During the development of the mammalian epidermis, neural crest derived melanoblasts must adapt how they adhere to their surroundings in order to migrate through the dermis and eventually invade and colonize the tightly adherent epidermis. Previous work suggests that melanoblasts make attachments to the basement membrane to migrate along the epidermal basal layer. However, we observe that melanoblasts must also migrate between tightly adherent basal cells and through the suprabasal layers of the epidermis, held tightly together by desmosomes and E-Cadherin-based adherens junctions (AJs). To further verify that melanoblasts can migrate between keratinocytes layers without appreciable contact with the ECM, we crossed Tyr-Cre;tdT mice to a newly developed basement membrane (BM) reporter mouse line in which endogenous Nidogen 1 is tagged with mNeonGreen (Nid1-mNG).
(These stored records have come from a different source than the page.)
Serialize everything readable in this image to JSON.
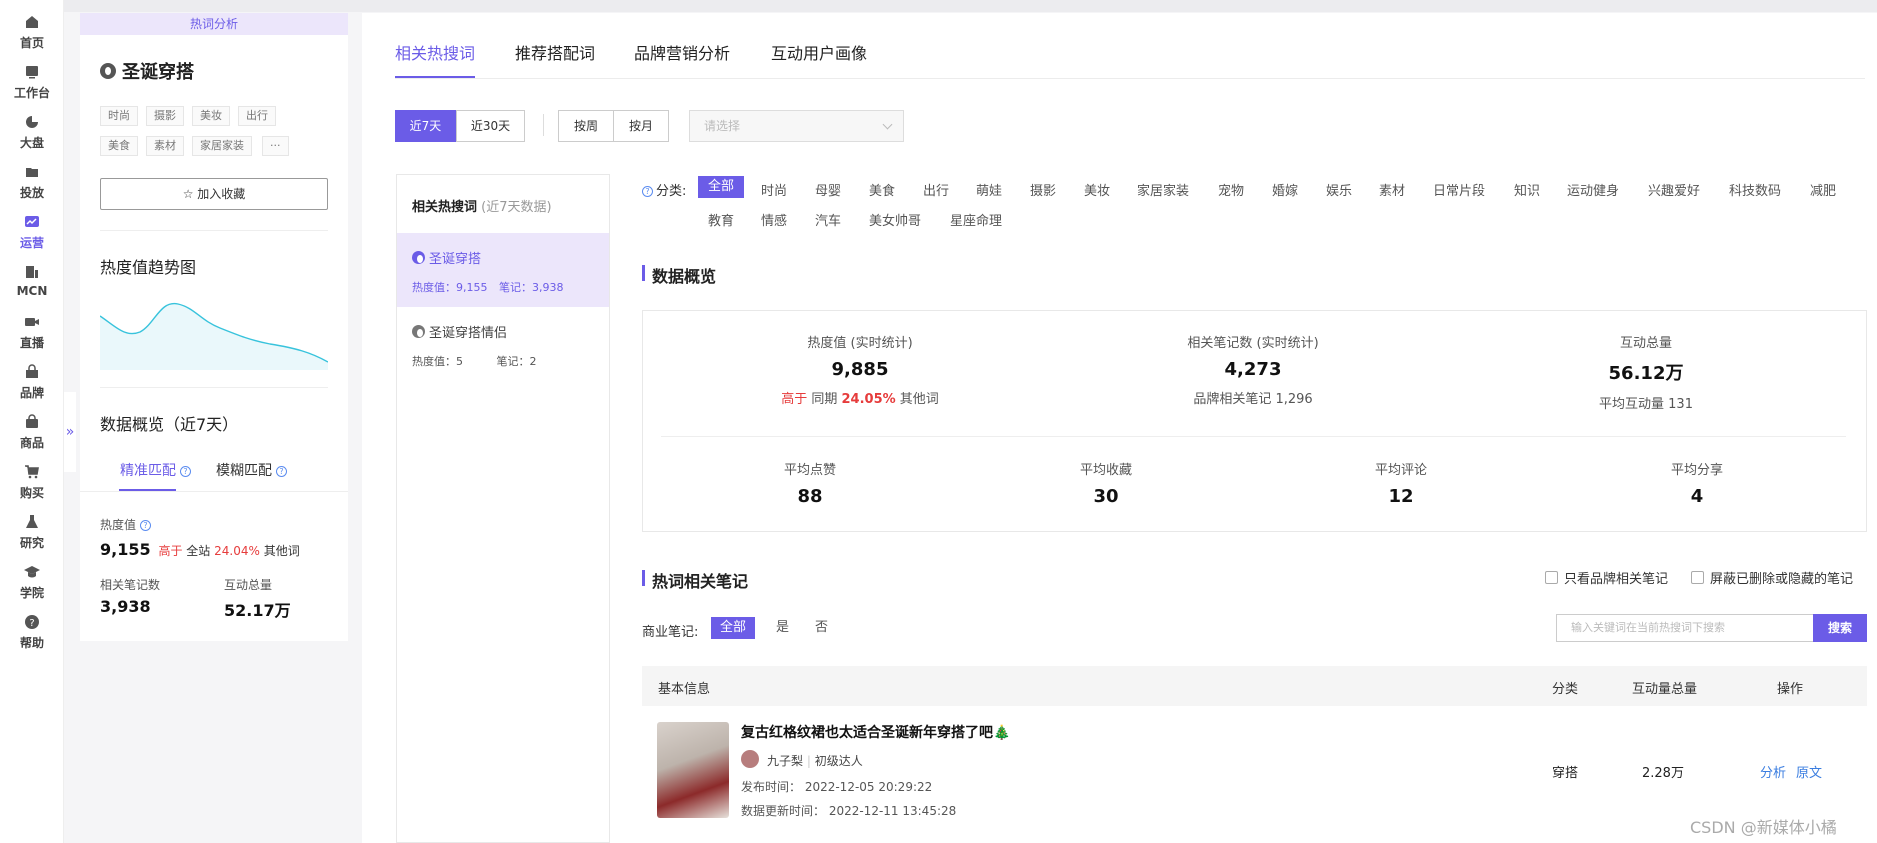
{
  "nav": {
    "items": [
      {
        "label": "首页",
        "icon": "home-icon"
      },
      {
        "label": "工作台",
        "icon": "dashboard-icon"
      },
      {
        "label": "大盘",
        "icon": "pie-chart-icon"
      },
      {
        "label": "投放",
        "icon": "folder-icon"
      },
      {
        "label": "运营",
        "icon": "trend-chart-icon",
        "active": true
      },
      {
        "label": "MCN",
        "icon": "building-icon"
      },
      {
        "label": "直播",
        "icon": "video-icon"
      },
      {
        "label": "品牌",
        "icon": "store-icon"
      },
      {
        "label": "商品",
        "icon": "bag-icon"
      },
      {
        "label": "购买",
        "icon": "cart-icon"
      },
      {
        "label": "研究",
        "icon": "flask-icon"
      },
      {
        "label": "学院",
        "icon": "graduation-cap-icon"
      },
      {
        "label": "帮助",
        "icon": "help-icon"
      }
    ],
    "collapse_glyph": "»"
  },
  "keyword_panel": {
    "badge": "热词分析",
    "title": "圣诞穿搭",
    "tags": [
      "时尚",
      "摄影",
      "美妆",
      "出行",
      "美食",
      "素材",
      "家居家装",
      "···"
    ],
    "favorite_label": "加入收藏",
    "trend_title": "热度值趋势图",
    "overview_title": "数据概览（近7天）",
    "match_tabs": [
      "精准匹配",
      "模糊匹配"
    ],
    "heat_label": "热度值",
    "heat_value": "9,155",
    "heat_compare_prefix": "高于",
    "heat_compare_scope": "全站",
    "heat_compare_pct": "24.04%",
    "heat_compare_suffix": "其他词",
    "notes_label": "相关笔记数",
    "notes_value": "3,938",
    "interact_label": "互动总量",
    "interact_value": "52.17万"
  },
  "tabs": [
    "相关热搜词",
    "推荐搭配词",
    "品牌营销分析",
    "互动用户画像"
  ],
  "filters": {
    "range": [
      "近7天",
      "近30天"
    ],
    "period": [
      "按周",
      "按月"
    ],
    "select_placeholder": "请选择"
  },
  "related": {
    "title": "相关热搜词",
    "subtitle": "(近7天数据)",
    "items": [
      {
        "name": "圣诞穿搭",
        "heat_label": "热度值：",
        "heat": "9,155",
        "notes_label": "笔记：",
        "notes": "3,938"
      },
      {
        "name": "圣诞穿搭情侣",
        "heat_label": "热度值：",
        "heat": "5",
        "notes_label": "笔记：",
        "notes": "2"
      }
    ]
  },
  "categories": {
    "label": "分类:",
    "items": [
      "全部",
      "时尚",
      "母婴",
      "美食",
      "出行",
      "萌娃",
      "摄影",
      "美妆",
      "家居家装",
      "宠物",
      "婚嫁",
      "娱乐",
      "素材",
      "日常片段",
      "知识",
      "运动健身",
      "兴趣爱好",
      "科技数码",
      "减肥",
      "教育",
      "情感",
      "汽车",
      "美女帅哥",
      "星座命理"
    ]
  },
  "overview": {
    "title": "数据概览",
    "heat_label": "热度值 (实时统计)",
    "heat_value": "9,885",
    "heat_sub_prefix": "高于",
    "heat_sub_mid": "同期",
    "heat_sub_pct": "24.05%",
    "heat_sub_suffix": "其他词",
    "notes_label": "相关笔记数 (实时统计)",
    "notes_value": "4,273",
    "notes_sub": "品牌相关笔记 1,296",
    "interact_label": "互动总量",
    "interact_value": "56.12万",
    "interact_sub": "平均互动量 131",
    "avg": [
      {
        "label": "平均点赞",
        "value": "88"
      },
      {
        "label": "平均收藏",
        "value": "30"
      },
      {
        "label": "平均评论",
        "value": "12"
      },
      {
        "label": "平均分享",
        "value": "4"
      }
    ]
  },
  "notes": {
    "title": "热词相关笔记",
    "check_brand": "只看品牌相关笔记",
    "check_hidden": "屏蔽已删除或隐藏的笔记",
    "commercial_label": "商业笔记:",
    "commercial_opts": [
      "全部",
      "是",
      "否"
    ],
    "search_placeholder": "输入关键词在当前热搜词下搜索",
    "search_btn": "搜索",
    "columns": [
      "基本信息",
      "分类",
      "互动量总量",
      "操作"
    ],
    "rows": [
      {
        "title": "复古红格纹裙也太适合圣诞新年穿搭了吧🎄",
        "author": "九子梨",
        "level": "初级达人",
        "publish": "发布时间：  2022-12-05 20:29:22",
        "updated": "数据更新时间：  2022-12-11 13:45:28",
        "category": "穿搭",
        "interact": "2.28万",
        "action_analyze": "分析",
        "action_origin": "原文"
      }
    ]
  },
  "watermark": "CSDN @新媒体小橘",
  "colors": {
    "accent": "#6b5ce7",
    "danger": "#e63c3c",
    "link": "#3a7de0"
  }
}
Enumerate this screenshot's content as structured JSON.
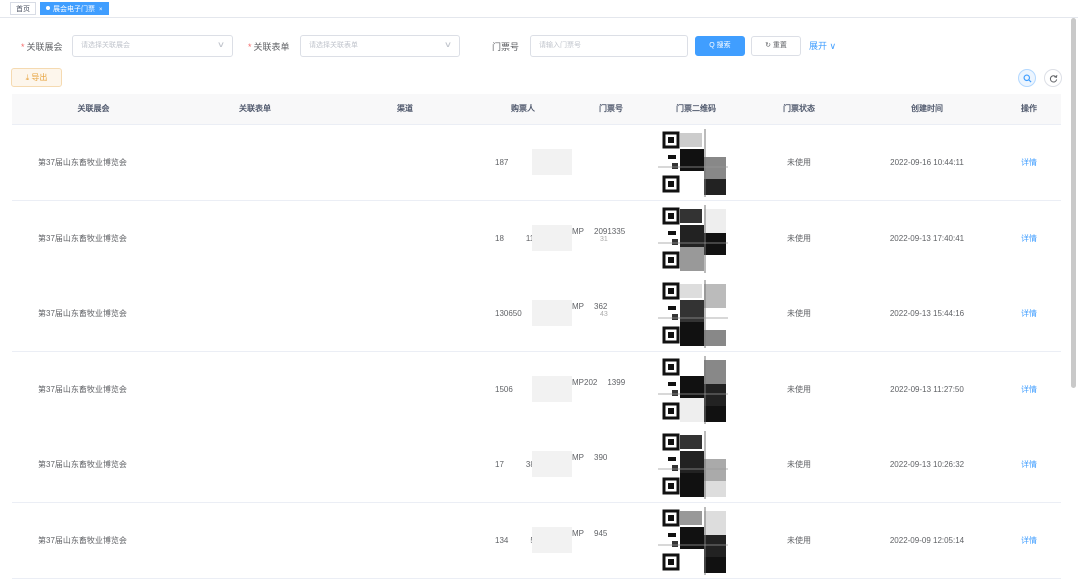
{
  "tabs": {
    "home": "首页",
    "active": "展会电子门票",
    "close": "×"
  },
  "search": {
    "exhibition_label": "关联展会",
    "exhibition_placeholder": "请选择关联展会",
    "form_label": "关联表单",
    "form_placeholder": "请选择关联表单",
    "ticket_label": "门票号",
    "ticket_placeholder": "请输入门票号",
    "search_button": "Q 搜索",
    "reset_button": "↻ 重置",
    "expand_link": "展开 ∨",
    "required_mark": "*",
    "chevron": "∨"
  },
  "toolbar": {
    "export_button": "⤓ 导出",
    "search_toggle_icon": "search-icon",
    "refresh_icon": "refresh-icon"
  },
  "table": {
    "headers": [
      "关联展会",
      "关联表单",
      "渠道",
      "购票人",
      "门票号",
      "门票二维码",
      "门票状态",
      "创建时间",
      "操作"
    ],
    "rows": [
      {
        "exhibition": "第37届山东畜牧业博览会",
        "form": "",
        "channel": "",
        "buyer": "187",
        "ticket_a": "",
        "ticket_b": "",
        "ticket_sub": "",
        "status": "未使用",
        "created": "2022-09-16 10:44:11",
        "action": "详情"
      },
      {
        "exhibition": "第37届山东畜牧业博览会",
        "form": "",
        "channel": "",
        "buyer": "18",
        "buyer_tail": "116",
        "ticket_a": "MP",
        "ticket_b": "2091335",
        "ticket_sub": "31",
        "status": "未使用",
        "created": "2022-09-13 17:40:41",
        "action": "详情"
      },
      {
        "exhibition": "第37届山东畜牧业博览会",
        "form": "",
        "channel": "",
        "buyer": "130650",
        "buyer_tail": "",
        "ticket_a": "MP",
        "ticket_b": "362",
        "ticket_sub": "43",
        "status": "未使用",
        "created": "2022-09-13 15:44:16",
        "action": "详情"
      },
      {
        "exhibition": "第37届山东畜牧业博览会",
        "form": "",
        "channel": "",
        "buyer": "1506",
        "buyer_tail": "",
        "ticket_a": "MP202",
        "ticket_b": "1399",
        "ticket_sub": "",
        "status": "未使用",
        "created": "2022-09-13 11:27:50",
        "action": "详情"
      },
      {
        "exhibition": "第37届山东畜牧业博览会",
        "form": "",
        "channel": "",
        "buyer": "17",
        "buyer_tail": "389",
        "ticket_a": "MP",
        "ticket_b": "390",
        "ticket_sub": "",
        "status": "未使用",
        "created": "2022-09-13 10:26:32",
        "action": "详情"
      },
      {
        "exhibition": "第37届山东畜牧业博览会",
        "form": "",
        "channel": "",
        "buyer": "134",
        "buyer_tail": "558",
        "ticket_a": "MP",
        "ticket_b": "945",
        "ticket_sub": "",
        "status": "未使用",
        "created": "2022-09-09 12:05:14",
        "action": "详情"
      }
    ]
  },
  "colors": {
    "primary": "#409eff",
    "warning": "#e6a23c",
    "required": "#f56c6c"
  }
}
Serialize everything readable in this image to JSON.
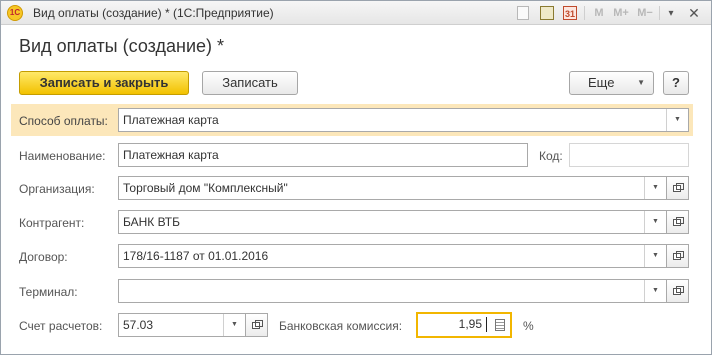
{
  "window": {
    "title": "Вид оплаты (создание) * (1С:Предприятие)",
    "logo": "1С",
    "toolbar": {
      "calendar_label": "31",
      "m_label": "M",
      "m_plus_label": "M+",
      "m_minus_label": "M−",
      "more_label": "▾",
      "close_label": "✕"
    }
  },
  "form": {
    "title": "Вид оплаты (создание) *"
  },
  "command_bar": {
    "save_close_label": "Записать и закрыть",
    "save_label": "Записать",
    "more_label": "Еще",
    "help_label": "?"
  },
  "fields": {
    "payment_method": {
      "label": "Способ оплаты:",
      "value": "Платежная карта"
    },
    "name": {
      "label": "Наименование:",
      "value": "Платежная карта"
    },
    "code": {
      "label": "Код:",
      "value": ""
    },
    "organization": {
      "label": "Организация:",
      "value": "Торговый дом \"Комплексный\""
    },
    "counterparty": {
      "label": "Контрагент:",
      "value": "БАНК ВТБ"
    },
    "contract": {
      "label": "Договор:",
      "value": "178/16-1187 от 01.01.2016"
    },
    "terminal": {
      "label": "Терминал:",
      "value": ""
    },
    "account": {
      "label": "Счет расчетов:",
      "value": "57.03"
    },
    "bank_commission": {
      "label": "Банковская комиссия:",
      "value": "1,95",
      "unit": "%"
    }
  },
  "colors": {
    "accent_yellow": "#f2c100",
    "highlight_row": "#fce7ba",
    "focus_border": "#f2b600"
  },
  "icons": {
    "dropdown": "chevron-down-icon",
    "open": "open-object-icon",
    "calculator": "calculator-icon"
  }
}
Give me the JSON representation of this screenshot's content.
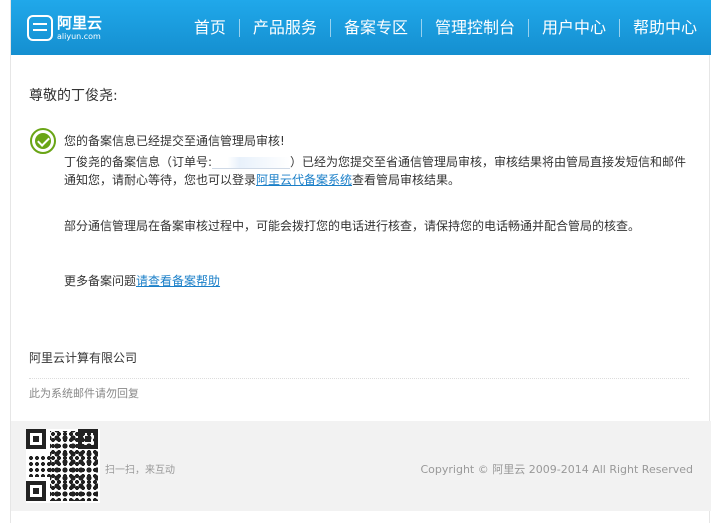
{
  "header": {
    "logo_name": "阿里云",
    "logo_domain": "aliyun.com",
    "nav": [
      "首页",
      "产品服务",
      "备案专区",
      "管理控制台",
      "用户中心",
      "帮助中心"
    ]
  },
  "email": {
    "greeting": "尊敬的丁俊尧:",
    "submitted": "您的备案信息已经提交至通信管理局审核!",
    "para1_a": "丁俊尧的备案信息（订单号:",
    "para1_b": "）已经为您提交至省通信管理局审核，审核结果将由管局直接发短信和邮件通知您，请耐心等待，您也可以登录",
    "para1_link": "阿里云代备案系统",
    "para1_c": "查看管局审核结果。",
    "para2": "部分通信管理局在备案审核过程中，可能会拨打您的电话进行核查，请保持您的电话畅通并配合管局的核查。",
    "para3_a": "更多备案问题",
    "para3_link": "请查看备案帮助",
    "company": "阿里云计算有限公司",
    "noreply": "此为系统邮件请勿回复"
  },
  "footer": {
    "scan": "扫一扫，来互动",
    "copyright": "Copyright © 阿里云 2009-2014 All Right Reserved"
  },
  "colors": {
    "header_blue": "#1a9fe0",
    "link_blue": "#1a7fc8",
    "check_green": "#6aa516"
  },
  "icons": [
    "aliyun-logo-icon",
    "check-circle-icon",
    "qr-code-icon"
  ]
}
It is unknown how melanoblasts move through tight epithelial spaces without disrupting the skin’s barrier, particularly in the suprabasal layers of the skin. Using embryonic mouse backskin as a model we find that melanoblasts make extensive E-Cadherin based attachments to surrounding keratinocytes. However, unlike keratinocyte-keratinocyte (KC-KC) AJs that are enriched in cytoplasmic catenins, melanoblast AJs largely lack α-, β- and p120-catenin, suggesting that melanoblasts may use E-Cadherin in an atypical way to migrate as individual cells. To test this hypothesis, we use Cre-recombinase mediated knockout to selectively deplete E-Cadherin from melanoblasts (Tyr-Cre) or keratinocytes (K14-Cre). We find that loss of melanoblast E-Cadherin results in decreased melanoblast protrusivity, while increasing cell body circularity. Using live imaging, we note that this morphological change results in decreased melanoblast persistence, displacement and mean straight line speed, ultimately resulting in ventral skin depigmentation. This defect in morphology is recapitulated when wildtype melanoblasts are challenged to migrate between keratinocytes lacking E-Cadherin. Collectively, our data suggest that migratory melanoblasts use E-Cadherin on the surface of keratinocytes to stabilize filopodia and generate traction needed to facilitate directed migration in a tightly adherent epithelial environment. Our findings suggest a mechanism in which keratinocyte E-Cadherin serves as a substrate for melanoblasts to migrate upon without impairing epithelial integrity.